82、捌拾肆

捌拾肆

求证

京郊。

浓密的树叶遮挡住住正午的阳光,参天大树之间,南蛮清乱会一行人影影绰绰,何挽被他们围在中间,目光淡淡地投向远处,默然地跟着他们前进。

微风吹过,树叶沙沙地响,一行人的脚步声淹没在其中。

“使者,我们无需着急,那些侍卫已经不追了!”

走在最前方的男人,蹙眉,向后看了一眼,“真是奇怪,他们怎么不追了?”

“中原懦夫,见我们身带毒药,便不敢再追了!”

清乱会的人用蛮语流利地交流着,何挽并不能完全听懂他们的话,但也从他们自傲的语气中窥探一二,大概猜出他们的意思。

她垂了垂眸,轻轻叹了一口气。

为首的使者不似他的手下那般轻率,还是很不放心,道:“我们带的毒药所剩无已了,还是小心一些为妙。”

“我们是清乱会唯一一支能调到京中的队伍,这次出动了大半,一定要小心,尽量减少人员伤亡。”

南蛮也不太平,南蛮王是一个笑面虎,表面温和亲切,暗地里一直在虎视眈眈,要将清乱会手中的权利夺到自己手中。

故而清乱会大部分信徒还得留在南蛮,与南蛮王抗衡。

而且,他们这支队伍迁徙到大康国都用了一年有余的时间,四处打点,消耗了清乱会不少财力。

近些日子,那南蛮王趁人之危,将针对清乱会的力度加大了不少,清乱会自顾不暇,短时间内怕是也没有精力在向大康国都送人了。

且在大康国都中活动的这一行人的物资,也是捉襟见肘,都靠着安善堂供应。

故而他们是完全按照昨日的密信上写的侍卫人数,匹配着带的毒药,一点也不多。

使者道:“你们听懂......”

转过身来吩咐手下的使者察觉到那太子妃投向自己的眼神。

那个病弱的女子,脆弱的生命明明正被他们紧紧握在手中,目光确实冷静的......甚至是有持无恐的。

使者竟被这一眼看得汗毛竖立,身子登时僵硬了起来。

他本就在高度紧张之中,此时马上警觉地回过头,去看自己的后方。

就在他回头去看潜意思中最危险的后背时,一直浸着毒的箭突然从反方向射来,一下击中他的胸膛。

他被箭带来的冲力击得踉跄后退三步。

开口,先吐出一口鲜血。

......那箭上竟是只有清乱会长老才能知道配方的“献给药神”。

天下第一毒。

“将帅”自顾不暇,“士兵”自然慌做一团。

负责看守何挽的信徒在慌乱中仍不忘去拉住她,手方一伸出,便又是一箭,从上方射来。

正中他的手臂。

此时,风已经停了,树叶却响得更加厉害。

有一人荡着粗长的麻绳,便从树上飞下,将被清乱会信徒们围住的何挽一把揽住,又快速地荡到了另一棵树上。

“小姐!”

何挽就这样被带到了树上,心脏跳得飞快,牢牢抓住了树枝,才有空去看那位把自己带走的人。

“......阿灵。

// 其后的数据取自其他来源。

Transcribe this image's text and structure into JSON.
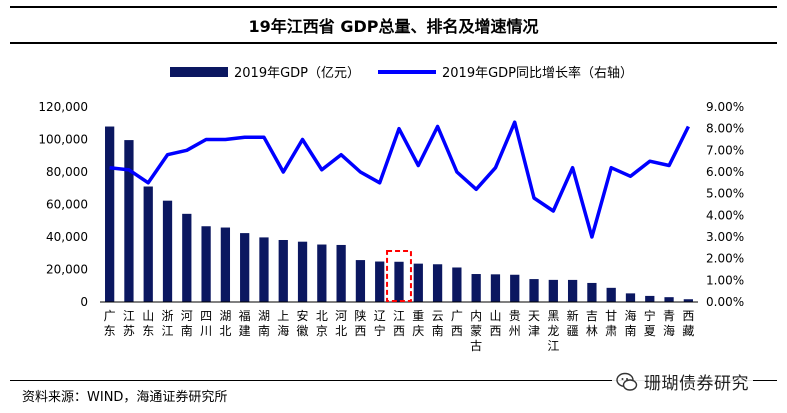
{
  "chart_data": {
    "type": "bar+line",
    "title": "19年江西省 GDP总量、排名及增速情况",
    "categories": [
      "广东",
      "江苏",
      "山东",
      "浙江",
      "河南",
      "四川",
      "湖北",
      "福建",
      "湖南",
      "上海",
      "安徽",
      "北京",
      "河北",
      "陕西",
      "辽宁",
      "江西",
      "重庆",
      "云南",
      "广西",
      "内蒙古",
      "山西",
      "贵州",
      "天津",
      "黑龙江",
      "新疆",
      "吉林",
      "甘肃",
      "海南",
      "宁夏",
      "青海",
      "西藏"
    ],
    "series": [
      {
        "name": "2019年GDP（亿元）",
        "type": "bar",
        "axis": "left",
        "color": "#0b1760",
        "values": [
          107987,
          99632,
          71068,
          62352,
          54259,
          46616,
          45828,
          42395,
          39752,
          38155,
          37114,
          35371,
          35105,
          25793,
          24909,
          24758,
          23606,
          23224,
          21237,
          17213,
          17027,
          16769,
          14104,
          13613,
          13597,
          11727,
          8718,
          5309,
          3748,
          2966,
          1698
        ]
      },
      {
        "name": "2019年GDP同比增长率（右轴）",
        "type": "line",
        "axis": "right",
        "color": "#0000ff",
        "values": [
          6.2,
          6.1,
          5.5,
          6.8,
          7.0,
          7.5,
          7.5,
          7.6,
          7.6,
          6.0,
          7.5,
          6.1,
          6.8,
          6.0,
          5.5,
          8.0,
          6.3,
          8.1,
          6.0,
          5.2,
          6.2,
          8.3,
          4.8,
          4.2,
          6.2,
          3.0,
          6.2,
          5.8,
          6.5,
          6.3,
          8.1
        ]
      }
    ],
    "ylim_left": [
      0,
      120000
    ],
    "yticks_left": [
      "0",
      "20,000",
      "40,000",
      "60,000",
      "80,000",
      "100,000",
      "120,000"
    ],
    "ylim_right": [
      0,
      9
    ],
    "yticks_right": [
      "0.00%",
      "1.00%",
      "2.00%",
      "3.00%",
      "4.00%",
      "5.00%",
      "6.00%",
      "7.00%",
      "8.00%",
      "9.00%"
    ],
    "highlight_category": "江西",
    "legend_position": "top"
  },
  "source_text": "资料来源：WIND，海通证券研究所",
  "watermark_text": "珊瑚债券研究"
}
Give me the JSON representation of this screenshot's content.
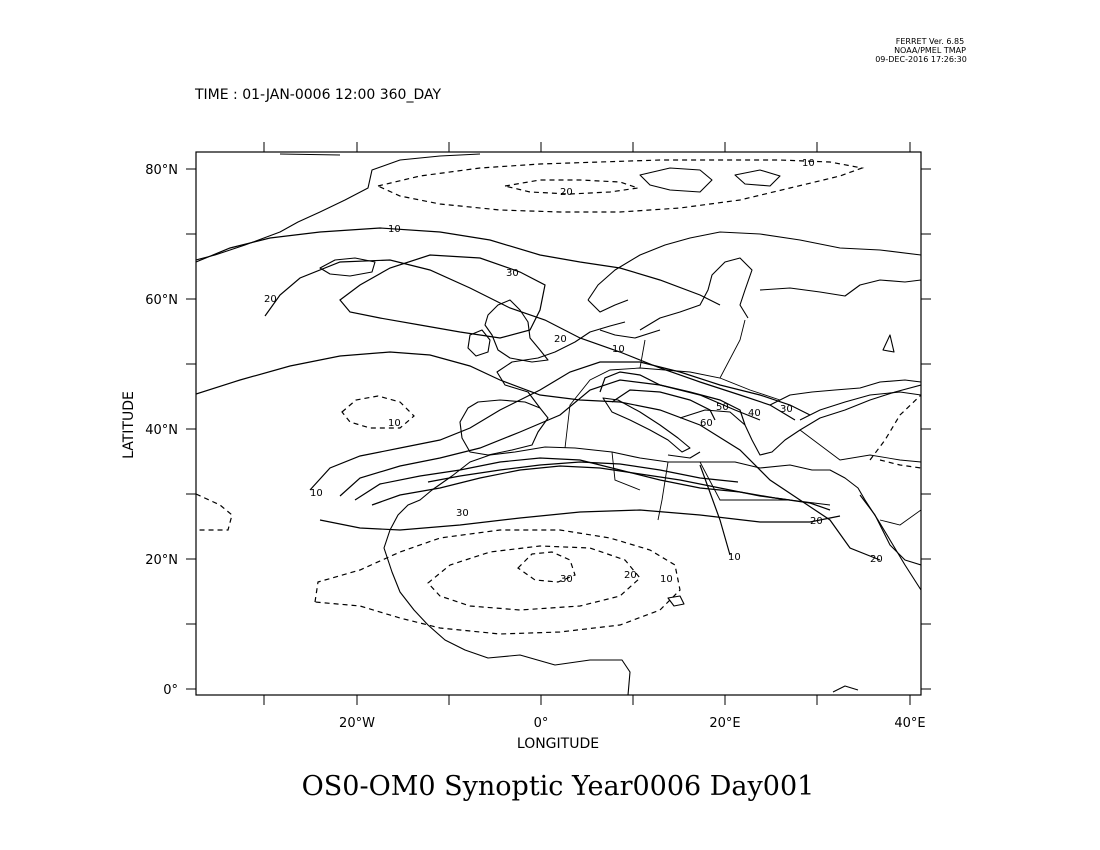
{
  "header": {
    "software": "FERRET Ver. 6.85",
    "org": "NOAA/PMEL TMAP",
    "timestamp": "09-DEC-2016 17:26:30",
    "time_label": "TIME : 01-JAN-0006 12:00 360_DAY"
  },
  "axes": {
    "xlabel": "LONGITUDE",
    "ylabel": "LATITUDE",
    "x_ticks": [
      {
        "value": -20,
        "label": "20°W"
      },
      {
        "value": 0,
        "label": "0°"
      },
      {
        "value": 20,
        "label": "20°E"
      },
      {
        "value": 40,
        "label": "40°E"
      }
    ],
    "y_ticks": [
      {
        "value": 0,
        "label": "0°"
      },
      {
        "value": 20,
        "label": "20°N"
      },
      {
        "value": 40,
        "label": "40°N"
      },
      {
        "value": 60,
        "label": "60°N"
      },
      {
        "value": 80,
        "label": "80°N"
      }
    ],
    "xlim": [
      -37,
      41
    ],
    "ylim": [
      -1,
      83
    ]
  },
  "contour_labels": [
    "10",
    "20",
    "10",
    "30",
    "20",
    "20",
    "10",
    "10",
    "10",
    "30",
    "50",
    "40",
    "30",
    "60",
    "20",
    "10",
    "20",
    "20",
    "10",
    "30"
  ],
  "footer": {
    "title": "OS0-OM0 Synoptic Year0006 Day001"
  }
}
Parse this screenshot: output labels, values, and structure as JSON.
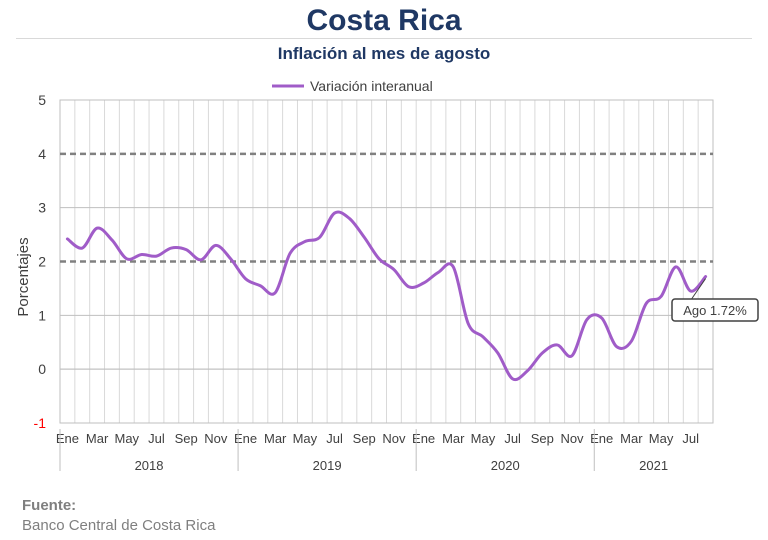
{
  "header": {
    "title": "Costa Rica",
    "subtitle": "Inflación al mes de agosto"
  },
  "footer": {
    "source_label": "Fuente:",
    "source_text": "Banco Central de Costa Rica"
  },
  "chart_data": {
    "type": "line",
    "ylabel": "Porcentajes",
    "ylim": [
      -1,
      5
    ],
    "yticks": [
      -1,
      0,
      1,
      2,
      3,
      4,
      5
    ],
    "ytick_labels": [
      "-1",
      "0",
      "1",
      "2",
      "3",
      "4",
      "5"
    ],
    "month_tick_labels": [
      "Ene",
      "Mar",
      "May",
      "Jul",
      "Sep",
      "Nov",
      "Ene",
      "Mar",
      "May",
      "Jul",
      "Sep",
      "Nov",
      "Ene",
      "Mar",
      "May",
      "Jul",
      "Sep",
      "Nov",
      "Ene",
      "Mar",
      "May",
      "Jul"
    ],
    "month_tick_index": [
      0,
      2,
      4,
      6,
      8,
      10,
      12,
      14,
      16,
      18,
      20,
      22,
      24,
      26,
      28,
      30,
      32,
      34,
      36,
      38,
      40,
      42
    ],
    "years": [
      {
        "label": "2018",
        "start": 0,
        "count": 12
      },
      {
        "label": "2019",
        "start": 12,
        "count": 12
      },
      {
        "label": "2020",
        "start": 24,
        "count": 12
      },
      {
        "label": "2021",
        "start": 36,
        "count": 8
      }
    ],
    "reference_lines": [
      2,
      4
    ],
    "grid": true,
    "legend_position": "top",
    "colors": {
      "series": "#a05cc8",
      "reference": "#808080",
      "negative_tick": "#ff0000"
    },
    "series": [
      {
        "name": "Variación interanual",
        "values": [
          2.42,
          2.25,
          2.62,
          2.4,
          2.05,
          2.13,
          2.1,
          2.25,
          2.22,
          2.03,
          2.3,
          2.05,
          1.68,
          1.55,
          1.42,
          2.15,
          2.37,
          2.45,
          2.9,
          2.8,
          2.45,
          2.05,
          1.85,
          1.53,
          1.6,
          1.8,
          1.9,
          0.85,
          0.6,
          0.3,
          -0.18,
          -0.03,
          0.3,
          0.45,
          0.25,
          0.92,
          0.95,
          0.42,
          0.52,
          1.22,
          1.35,
          1.9,
          1.45,
          1.72
        ]
      }
    ],
    "annotation": {
      "text": "Ago 1.72%",
      "index": 43,
      "value": 1.72
    }
  }
}
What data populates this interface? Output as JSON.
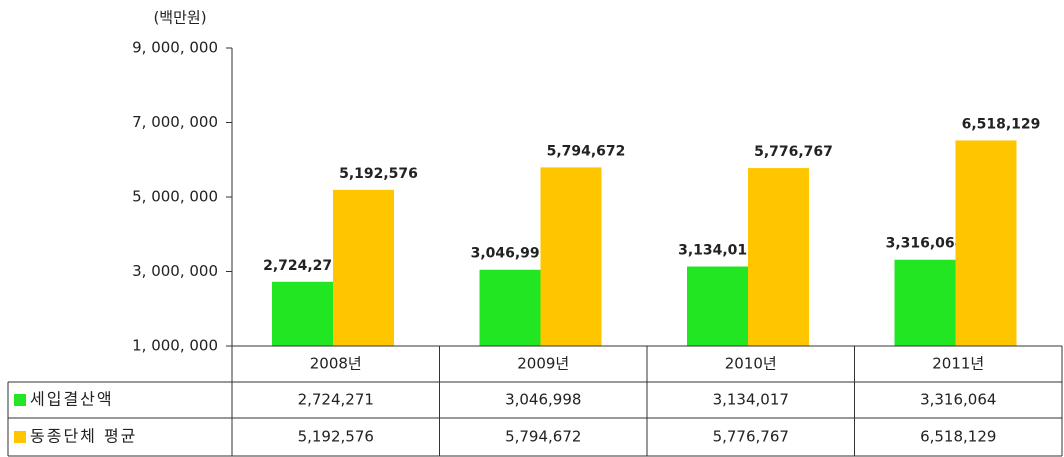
{
  "chart_data": {
    "type": "bar",
    "y_label": "(백만원)",
    "categories": [
      "2008년",
      "2009년",
      "2010년",
      "2011년"
    ],
    "series": [
      {
        "name": "세입결산액",
        "color": "#22e622",
        "values": [
          2724271,
          3046998,
          3134017,
          3316064
        ],
        "value_labels": [
          "2,724,271",
          "3,046,998",
          "3,134,017",
          "3,316,064"
        ]
      },
      {
        "name": "동종단체 평균",
        "color": "#ffc600",
        "values": [
          5192576,
          5794672,
          5776767,
          6518129
        ],
        "value_labels": [
          "5,192,576",
          "5,794,672",
          "5,776,767",
          "6,518,129"
        ]
      }
    ],
    "ylim": [
      1000000,
      9000000
    ],
    "yticks": [
      {
        "value": 1000000,
        "label": "1, 000, 000"
      },
      {
        "value": 3000000,
        "label": "3, 000, 000"
      },
      {
        "value": 5000000,
        "label": "5, 000, 000"
      },
      {
        "value": 7000000,
        "label": "7, 000, 000"
      },
      {
        "value": 9000000,
        "label": "9, 000, 000"
      }
    ]
  }
}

”她摸了摸自己的胸膛,长长地呼了一口气,“功夫精进不少。”

阿灵很兴奋,几乎要在树枝上跳起来,“小姐,将军从南蛮逃回来了!”

何挽微笑点头,“我知道。”

阿灵又道:“我们把你救出来了!”

何挽笑得梨涡越来越深,“是啊。”

余光中闪过一个人影,阿灵更兴奋了,忙指向树下,“小姐快看!将军出来了!”

只见何庚手持两把弯韧,眼睛眨也不眨地解决掉了最后站着的两个清乱会信徒,然后慢慢走到倒地的使者身前,蹲下来,又补了两刀。

“对不住了,立场不同,就得各凭本事争生死了。”

何庚眨了眨眼睛,轻声道:“不过,你放心,你们那个什么长老,绿眼珠子的完颜会下去陪你们的!”

他起身,刀利落地归鞘,衣摆转了一圈,整个人飒极。

抱着树枝的何挽眯了眯眼睛,分辨了一下地上的人,道:“他们都是我的陪嫁......”

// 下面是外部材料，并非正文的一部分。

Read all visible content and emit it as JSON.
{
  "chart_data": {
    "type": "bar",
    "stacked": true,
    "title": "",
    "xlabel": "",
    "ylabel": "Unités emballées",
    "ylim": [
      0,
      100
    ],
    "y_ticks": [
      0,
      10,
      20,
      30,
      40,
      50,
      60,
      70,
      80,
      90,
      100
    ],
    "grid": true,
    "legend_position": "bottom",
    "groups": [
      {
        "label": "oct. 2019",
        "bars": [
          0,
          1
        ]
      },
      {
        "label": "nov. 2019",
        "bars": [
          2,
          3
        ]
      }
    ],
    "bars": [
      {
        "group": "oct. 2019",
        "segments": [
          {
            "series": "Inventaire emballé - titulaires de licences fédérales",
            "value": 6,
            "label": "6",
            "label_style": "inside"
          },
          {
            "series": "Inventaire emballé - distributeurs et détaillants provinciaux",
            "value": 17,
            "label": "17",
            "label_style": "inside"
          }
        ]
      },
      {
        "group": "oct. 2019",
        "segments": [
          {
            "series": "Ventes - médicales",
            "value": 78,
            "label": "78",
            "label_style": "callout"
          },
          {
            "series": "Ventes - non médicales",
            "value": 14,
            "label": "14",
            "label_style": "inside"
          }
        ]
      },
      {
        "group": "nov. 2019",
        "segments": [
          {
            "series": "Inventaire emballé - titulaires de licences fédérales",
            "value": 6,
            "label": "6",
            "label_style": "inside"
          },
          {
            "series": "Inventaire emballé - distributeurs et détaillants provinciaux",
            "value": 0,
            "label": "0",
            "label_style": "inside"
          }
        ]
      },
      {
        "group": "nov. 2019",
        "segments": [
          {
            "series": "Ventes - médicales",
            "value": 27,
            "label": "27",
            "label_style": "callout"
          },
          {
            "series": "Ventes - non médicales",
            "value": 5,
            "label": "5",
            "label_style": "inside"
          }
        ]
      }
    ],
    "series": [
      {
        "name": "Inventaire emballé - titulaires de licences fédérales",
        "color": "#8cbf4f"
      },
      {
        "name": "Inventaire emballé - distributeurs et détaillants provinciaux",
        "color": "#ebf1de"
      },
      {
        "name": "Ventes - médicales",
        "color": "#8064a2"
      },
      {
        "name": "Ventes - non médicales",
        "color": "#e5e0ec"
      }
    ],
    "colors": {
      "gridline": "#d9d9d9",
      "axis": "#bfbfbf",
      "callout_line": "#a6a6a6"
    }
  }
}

“不止!将军不是一人从南蛮回来的,当时的亲兵也都还活着。”阿灵补充道,“还有,太子这次派来的侍卫,也都听将军的指挥。”

何挽道:“里应外合,神不知鬼不觉。”

只有这一行清乱会信徒都死了,完颜才不会知道事情的真相。

伪造一个两败俱伤的假象,还能痛击清乱会在京中的势力。

方才在后方的李佑鸿的侍卫们这时跟了上来。

何庚一边活动着手腕,一边道:“死刑犯们的尸体带来了?”

“带来了!按照将军的吩咐,已经烧焦了。”

何庚走上前去,看了看那尸体,道:“嗯,这事儿办得不错。”

“记住了......”他侧了侧头,用下巴点了点地上的尸体,“这些人都是你们杀的。”

“他们眼见打不过,于是想玉石俱焚,直接放了一把火,烧死了很多人,其中包括太子妃。”

那些侍卫道:“是。将军,我们记得的。”

何庚掐腰,好好地打量了一番这群侍卫,然后抬起手,指了大半,“来,你、你,还有你们两个......你们也被烧死了,跟我走吧,别回宫了。”

没等那几个侍卫出列,何庚就反悔了,道:“由我随便点可不好......这样吧,谁想死,出来跟着我。”

侍卫们:“......”

何庚淡淡道:“有妻儿老小的就别装这回死了,平白让家人伤心,我可怕折寿。”

顿了一下,有补道:“不是谁都像这群人一样不怕因果报应的。”

在树上看着这一切的何挽叹了一口气。

她这个兄长,抓紧一切机会冷嘲热讽,连死人都不放过。

难怪三十好几了,还没有姑娘愿意跟着他。

又重新选了人,何庚这才满意了,临走前还不忘嘱咐道:“剩下的朋友别忘了把脸上抹点灰啊!回去之后演得像一点......和你们主子学学!”

*

完颜知道,去劫走何挽的队伍全军覆没的消息时,那被气晕了的李佑鸿还没醒。

他急忙召见了温远洲,与其商量对策。

“我知道,一定会有伤亡,却不想竟死绝了!”

完颜恨地咬牙切齿,狠狠地锤了一下桌子,“我早看那个十二使者不顺眼,觉得他太莽撞,将这件事交给他的时候,我就心惊胆战的......到头来,果然出事了。”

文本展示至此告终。